Hickey’s belief is reinforced by Jimmy Tomorrow, whose wife did respond to his drinking by sleeping with other men. “I was glad to be free,” Jimmy says, “even grateful to her, I think, for giving me such a good tragic excuse to drink as much as I damned well pleased.” Evelyn, however, gives Hickey no such excuse. So he turns his disgust with himself into hatred for Evelyn. He finally murders her because, in comparison to himself, she is too perfect, too good.
Hickey kills Evelyn for her attainment of the feminine ideal, while Parritt betrays his mother to a fate he says is worse than death for her rejection of that ideal. Both women are ultimately destroyed because of the way they choose to live. Rosa’s scorn for the role of the traditional female displeases her son; Evelyn’s acceptance of that role — and her perfection of its ideals — confronts her husband with his own inadequacies. Both women pay with their lives.
Source: Clare Cross, for Drama for Students, Gale, 1999.
What Do I Read Next?
- The Lower Depths, a 1902 play by Maxim Gorky, is also concerned with the lives of a group of outcasts and their desire to use illusion to shield themselves from the pain of life.
- Waiting for Godot, a play by Samuel Beckett written in 1952, focuses on two tramps who wait vainly for the arrival of the mysterious figure Godot to give meaning and purpose to their lives.
- Living My Life is the 1934 autobiography of famed anarchist Emma Goldman, who may have served as a model for Parritt’s mother Rosa. Goldman’s story provides useful context for Larry and Parritt’s discussions regarding the Movement.
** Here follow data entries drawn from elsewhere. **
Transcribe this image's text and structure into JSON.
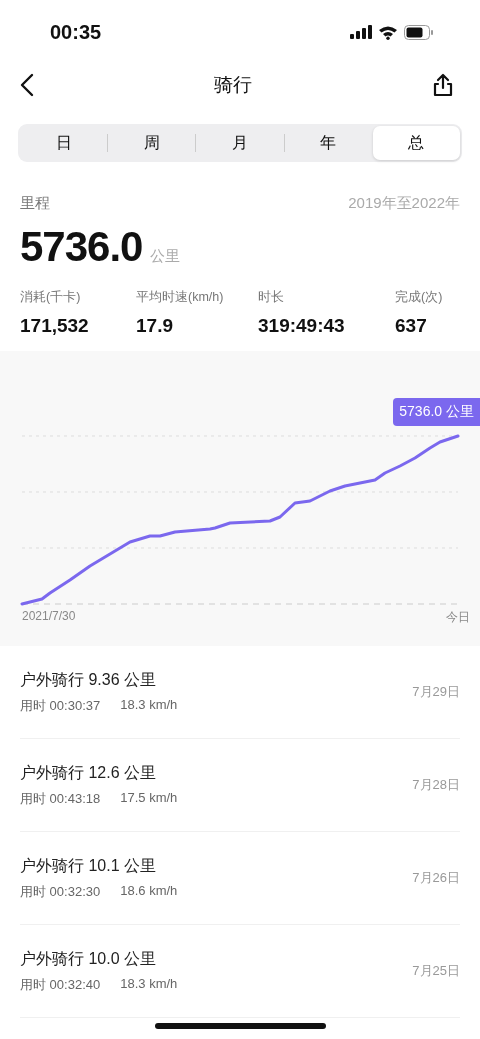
{
  "status_bar": {
    "time": "00:35"
  },
  "nav": {
    "title": "骑行"
  },
  "tabs": [
    {
      "label": "日",
      "selected": false
    },
    {
      "label": "周",
      "selected": false
    },
    {
      "label": "月",
      "selected": false
    },
    {
      "label": "年",
      "selected": false
    },
    {
      "label": "总",
      "selected": true
    }
  ],
  "summary": {
    "label": "里程",
    "range": "2019年至2022年",
    "value": "5736.0",
    "unit": "公里"
  },
  "stats": [
    {
      "label": "消耗(千卡)",
      "value": "171,532"
    },
    {
      "label": "平均时速(km/h)",
      "value": "17.9"
    },
    {
      "label": "时长",
      "value": "319:49:43"
    },
    {
      "label": "完成(次)",
      "value": "637"
    }
  ],
  "chart": {
    "callout": "5736.0 公里",
    "x_start_label": "2021/7/30",
    "x_end_label": "今日"
  },
  "records": [
    {
      "title": "户外骑行 9.36 公里",
      "duration": "用时 00:30:37",
      "speed": "18.3 km/h",
      "date": "7月29日"
    },
    {
      "title": "户外骑行 12.6 公里",
      "duration": "用时 00:43:18",
      "speed": "17.5 km/h",
      "date": "7月28日"
    },
    {
      "title": "户外骑行 10.1 公里",
      "duration": "用时 00:32:30",
      "speed": "18.6 km/h",
      "date": "7月26日"
    },
    {
      "title": "户外骑行 10.0 公里",
      "duration": "用时 00:32:40",
      "speed": "18.3 km/h",
      "date": "7月25日"
    }
  ]
}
- The Lost Weekend is a 1944 novel by Charles Jackson. It is the story of an alcoholic who attempts to resist drinking but finds he is helpless before his addiction. The film version, which was produced in 1946, the year of the first production of The Iceman Cometh, adds an optimistic ending not warranted by Jackson’s dark novel.
- Long Day’s Journey into Night, an O’Neill play produced in 1956, is an autobiographical domestic tragedy dealing with addiction and dysfunctional relationships. The play is widely considered to offer insight into O’Neill’s personal life.